Ellie Mcdowell, de 31 años, llevaba tres trabajando como
guarda forestal en un parque natural al norte de Denver. Llevaba los mismos
años saliendo con Bobby Kosciusko, un joven de su pueblo del que se enamoró en
un baile que organizaba la asociación para la defensa del pino de Colorado.
Pero Bobby conoció más tarde a una compañera de Ellie en uno de los bailes que
organizaba la asociación para la defensa de una variedad del abeto de Denver.
El resultado fue que el abeto de Denver creció a expensas del pino de Colorado,
es decir que Bobby se enamoró de la compañera de su novia.
Querida
Ellie:
Sabes que
sobre los sentimientos no tenemos ninguna autoridad. He sido muy feliz a tu
lado, de verdad, pero ahora he conocido a una chica maravillosa y, bueno, nos
hemos enamorado. El caso es que Rachel y yo hemos decidido irnos a vivir
juntos. Perdóname por todo, nadie sabe tanto como yo lo fantástica que eres
pero ya sabes que sobre los sentimientos los hombres no tenemos casi ninguna
autoridad.
Quise decírtelo el último día pero me faltaron fuerzas y
he preferido hacerlo por carta. Por favor no me llames, será mejor que lo
dejemos así, sin reproches ni violencias. He pasado contigo unos años
maravillosos pero al final el amor también se extingue, como el fuego.

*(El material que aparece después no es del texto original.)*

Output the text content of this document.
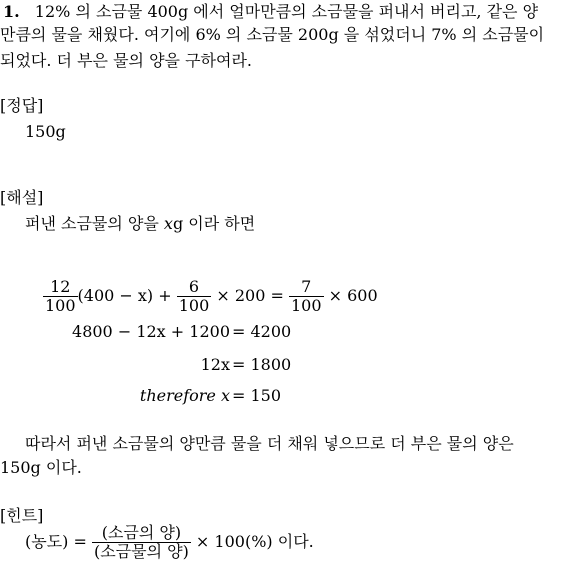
1. 12% 의 소금물 400g 에서 얼마만큼의 소금물을 퍼내서 버리고, 같은 양
만큼의 물을 채웠다. 여기에 6% 의 소금물 200g 을 섞었더니 7% 의 소금물이
되었다. 더 부은 물의 양을 구하여라.
[정답]
150g
[해설]
퍼낸 소금물의 양을 xg 이라 하면
$\frac{12}{100} (400 - x) + \frac{6}{100} \times 200 = \frac{7}{100} \times 600$
4800 − 12x + 1200 = 4200
12x = 1800
therefore x = 150
따라서 퍼낸 소금물의 양만큼 물을 더 채워 넣으므로 더 부은 물의 양은
150g 이다.
[힌트]
(농도) = $\frac{\text{(소금의 양)}}{\text{(소금물의 양)}} \times 100(\%)$ 이다.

Espero que me perdones, te juro que no quiero hacerte
daño y que te deseo todo el bien y la felicidad de que es capaz este mundo.
Con cariño
Bobby
Al salir de su casa para ir al trabajo Ellie abrió el
buzón y se encontró la carta de Bobby. No había sido enviada a correos, no
tenía sello, ni dirección. En el exterior del sobre estaba escrito “Para Ellie”

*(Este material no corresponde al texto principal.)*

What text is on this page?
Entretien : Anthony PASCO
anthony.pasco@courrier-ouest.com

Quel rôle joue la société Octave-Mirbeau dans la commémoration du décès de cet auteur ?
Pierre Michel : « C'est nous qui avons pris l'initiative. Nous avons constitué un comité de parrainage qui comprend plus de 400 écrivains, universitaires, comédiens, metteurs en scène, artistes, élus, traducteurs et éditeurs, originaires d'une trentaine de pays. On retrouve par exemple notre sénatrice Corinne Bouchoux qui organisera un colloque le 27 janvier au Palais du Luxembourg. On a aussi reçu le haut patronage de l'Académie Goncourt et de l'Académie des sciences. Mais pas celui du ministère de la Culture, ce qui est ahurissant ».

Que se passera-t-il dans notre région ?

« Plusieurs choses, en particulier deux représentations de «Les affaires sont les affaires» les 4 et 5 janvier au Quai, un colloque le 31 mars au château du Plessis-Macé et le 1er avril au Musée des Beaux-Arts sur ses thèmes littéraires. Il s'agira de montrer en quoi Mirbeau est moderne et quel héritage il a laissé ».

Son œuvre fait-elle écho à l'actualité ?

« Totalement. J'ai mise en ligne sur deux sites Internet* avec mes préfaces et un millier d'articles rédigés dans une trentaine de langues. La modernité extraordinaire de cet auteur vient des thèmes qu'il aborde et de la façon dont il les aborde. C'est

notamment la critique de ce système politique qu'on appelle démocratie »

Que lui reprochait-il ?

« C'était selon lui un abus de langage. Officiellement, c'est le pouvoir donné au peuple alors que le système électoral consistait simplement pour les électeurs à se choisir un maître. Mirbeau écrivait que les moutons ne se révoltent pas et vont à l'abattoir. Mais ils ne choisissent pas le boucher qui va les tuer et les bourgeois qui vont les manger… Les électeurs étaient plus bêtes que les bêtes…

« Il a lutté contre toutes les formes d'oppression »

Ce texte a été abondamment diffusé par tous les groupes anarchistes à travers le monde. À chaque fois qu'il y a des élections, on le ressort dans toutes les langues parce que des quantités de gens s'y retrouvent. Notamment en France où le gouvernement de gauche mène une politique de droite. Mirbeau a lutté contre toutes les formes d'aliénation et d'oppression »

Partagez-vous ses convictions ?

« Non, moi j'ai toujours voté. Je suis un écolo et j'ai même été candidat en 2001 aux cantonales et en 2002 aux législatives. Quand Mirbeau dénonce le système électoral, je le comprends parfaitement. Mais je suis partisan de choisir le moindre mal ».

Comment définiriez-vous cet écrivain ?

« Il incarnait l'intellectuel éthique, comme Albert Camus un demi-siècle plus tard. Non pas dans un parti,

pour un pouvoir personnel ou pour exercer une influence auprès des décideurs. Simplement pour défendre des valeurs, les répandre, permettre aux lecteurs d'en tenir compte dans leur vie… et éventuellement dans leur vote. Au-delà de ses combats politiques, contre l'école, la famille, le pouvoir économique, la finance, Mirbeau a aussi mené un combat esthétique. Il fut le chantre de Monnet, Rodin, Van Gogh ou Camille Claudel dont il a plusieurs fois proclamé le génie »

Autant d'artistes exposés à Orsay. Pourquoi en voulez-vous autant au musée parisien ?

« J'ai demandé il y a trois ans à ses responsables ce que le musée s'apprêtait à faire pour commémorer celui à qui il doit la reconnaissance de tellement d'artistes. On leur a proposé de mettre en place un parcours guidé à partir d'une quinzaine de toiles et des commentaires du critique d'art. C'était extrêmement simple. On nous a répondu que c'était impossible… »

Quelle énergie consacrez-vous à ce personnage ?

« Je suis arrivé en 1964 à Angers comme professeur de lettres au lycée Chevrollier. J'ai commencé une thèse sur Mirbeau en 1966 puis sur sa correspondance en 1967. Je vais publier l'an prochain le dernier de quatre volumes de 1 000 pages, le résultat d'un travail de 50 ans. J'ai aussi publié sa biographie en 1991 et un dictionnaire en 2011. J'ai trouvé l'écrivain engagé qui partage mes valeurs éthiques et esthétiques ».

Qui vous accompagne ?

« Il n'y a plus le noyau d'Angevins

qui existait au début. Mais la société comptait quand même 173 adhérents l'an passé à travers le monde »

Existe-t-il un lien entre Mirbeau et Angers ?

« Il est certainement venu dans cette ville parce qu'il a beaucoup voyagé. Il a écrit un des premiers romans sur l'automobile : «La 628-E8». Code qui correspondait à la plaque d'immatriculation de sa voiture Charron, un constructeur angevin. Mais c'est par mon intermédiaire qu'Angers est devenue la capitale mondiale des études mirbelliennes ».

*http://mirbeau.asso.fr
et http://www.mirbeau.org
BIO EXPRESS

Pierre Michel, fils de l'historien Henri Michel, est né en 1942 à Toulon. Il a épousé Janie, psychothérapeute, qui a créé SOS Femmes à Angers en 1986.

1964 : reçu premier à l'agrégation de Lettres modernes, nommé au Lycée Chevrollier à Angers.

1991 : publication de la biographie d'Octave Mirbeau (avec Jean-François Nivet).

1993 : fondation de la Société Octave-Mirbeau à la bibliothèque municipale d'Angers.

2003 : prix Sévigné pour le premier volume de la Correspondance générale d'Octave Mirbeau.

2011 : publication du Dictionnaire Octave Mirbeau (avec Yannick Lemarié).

con la característica caligrafía norteamericana., redonda e infantil. A Ellie
le extrañó aquella carta y decidió leerla cuando tuviera un momento libre en el
trabajo. Mientras iba pensando en sus posibles contenidos (la amenaza de muerte
de un psicópata, una declaración de amor de un admirador anónimo, una broma de
sus compañeras de trabajo) conducía su viejo Pontiac por la carretera comarcal
36 que la llevaba directamente a su centro de trabajo: el parque natural de
Colorado Springs.
El parque
era una vasta extensión de bosque que cubría buena parte del norte del estado.
Pinos, abetos, robles y hayas eran las especies arbóreas más frecuentes en esa
densa masa forestal orgullo de los habitantes de la comarca. Se había declarado
monumento natural en 1976, el mismo año en que se cumplió el segundo centenario
de la declaración de independencia de los Estados Unidos. Ellie era entonces
una niña y poco podía sospechar que aquel aburrido acto que presidía el
gobernador y al que asistió llevada por sus padres estaba secretamente ligado a
su destino.
Después de cambiarse y recibir
las someras instrucciones de su jefe se dirigió a la zona que tenía asignada para
ese día. Era un seco y ventoso día de junio y había que tener los ojos muy
atentos para poder descubrir en el horizonte la más leve señal de un incendio.
Algunos árboles eran tesoros de incalculable valor, había pinos que rondaban
los mil años de edad. En la entrada a
las instalaciones del parque se exhibía en sección transversal el tronco de uno
de esos pinos con las efemérides históricas de las que había sido contemporáneo
en un apacible lugar por el que nunca había pasado el torbellino de la historia:
1066 batalla de Hastings, 1492 descubrimiento de América, 1776 declaración de
independencia de los EEUU, 1972 año del abatimiento del árbol.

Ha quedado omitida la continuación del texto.